OMAHA, Neb. (AP) - The Millard Public Schools District in Omaha intends to offer new programs this coming school year to enhance the social skills of students with autism and other intellectual or developmental disabilities.
The programs will use recreation specialists and volunteer peers to teach basic skills, such as starting a conversation or how to order an Uber, the Omaha World-Herald reported .
The district will team up with the Munroe-Meyer Institute to provide the programs. One program will focus on middle school and high school students, while the other concentrates on students in the district’s young adult program.
During weekly therapy, students will use role playing to practice conversation and develop skills such as how to make a social invitation, maintain and end discussion, and give and receive compliments.
Karoly Mirnics, director of Munroe-Meyer, said schools typically offer work training programs to help students live fruitful, professional lives. But career education is not the only sufficient element.
“We are forgetting, in a way, that social component and that social isolation,” Mirnics said.
If a student’s life skills, the so-called soft skills, aren’t enhanced they are far less likely to stay employed, despite them being aptly trained for a career, he said.
The programs developed out of a five-year institute study in the Westside Community Schools.

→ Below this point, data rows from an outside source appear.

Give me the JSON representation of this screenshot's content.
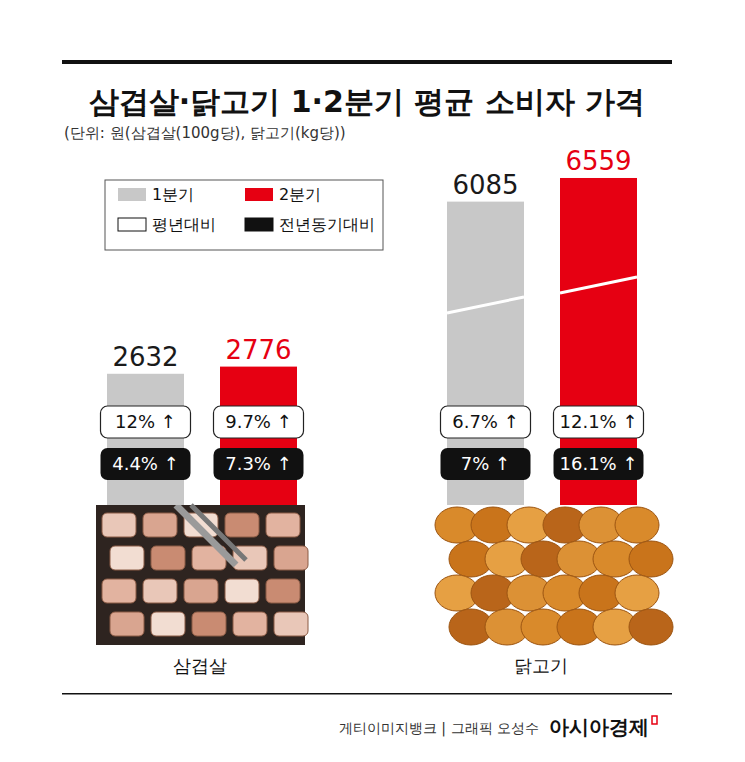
{
  "chart_data": {
    "type": "bar",
    "title": "삼겹살·닭고기 1·2분기 평균 소비자 가격",
    "subtitle": "(단위: 원(삼겹살(100g당), 닭고기(kg당))",
    "categories": [
      "삼겹살",
      "닭고기"
    ],
    "series": [
      {
        "name": "1분기",
        "color": "#c8c8c8",
        "values": [
          2632,
          6085
        ],
        "vs_normal": [
          12,
          6.7
        ],
        "vs_normal_labels": [
          "12% ↑",
          "6.7% ↑"
        ],
        "vs_last_year": [
          4.4,
          7
        ],
        "vs_last_year_labels": [
          "4.4% ↑",
          "7% ↑"
        ]
      },
      {
        "name": "2분기",
        "color": "#e60012",
        "values": [
          2776,
          6559
        ],
        "vs_normal": [
          9.7,
          12.1
        ],
        "vs_normal_labels": [
          "9.7% ↑",
          "12.1% ↑"
        ],
        "vs_last_year": [
          7.3,
          16.1
        ],
        "vs_last_year_labels": [
          "7.3% ↑",
          "16.1% ↑"
        ]
      }
    ],
    "comparisons": {
      "vs_normal": "평년대비",
      "vs_last_year": "전년동기대비"
    },
    "ylim": [
      0,
      7000
    ],
    "tick_labels": false,
    "data_labels": true,
    "legend": "top-left",
    "source": "게티이미지뱅크 | 그래픽 오성수",
    "publisher": "아시아경제"
  }
}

Mirnics added the study indicated that improving social skills can minimize isolation and boost interaction.
Initially, the programs will serve around 30 students, he said.

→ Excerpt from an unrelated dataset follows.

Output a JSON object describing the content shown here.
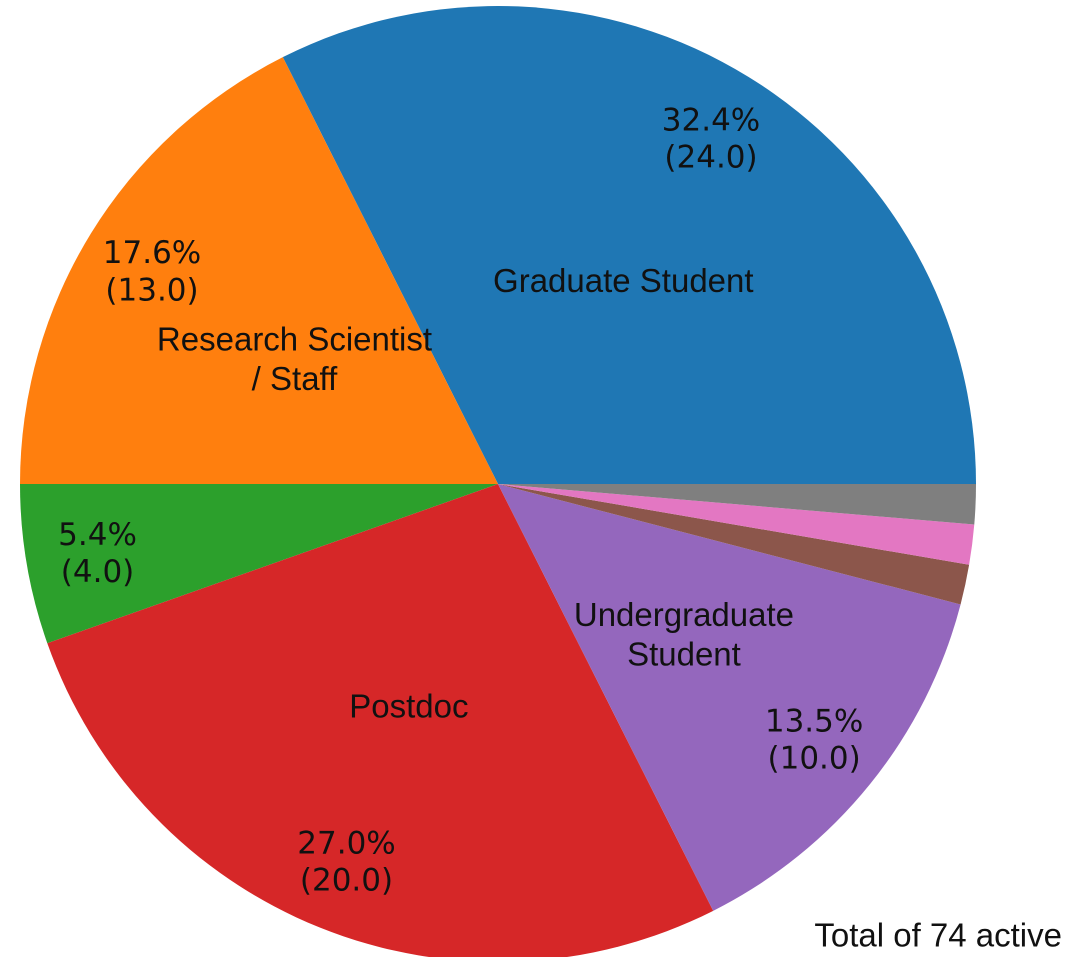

In middle school and high school, students will receive about 30 to 45 minutes of one-on-one therapy a week during school. They’ll also spend about three hours a month at recreation and leisure activities in the community.
Michael Crawford, director of the institute’s department of recreational therapy, said he’s hoping that recreation therapy gets embraced in Nebraska as much as other special education services. The department will staff the initiative and collect statistics on its impact.
The Hattie B. Munroe Foundation will fund the programs at more than $70,000 annually for the first year, and it plans to continue funding for another two years after an evaluation of first-year progress.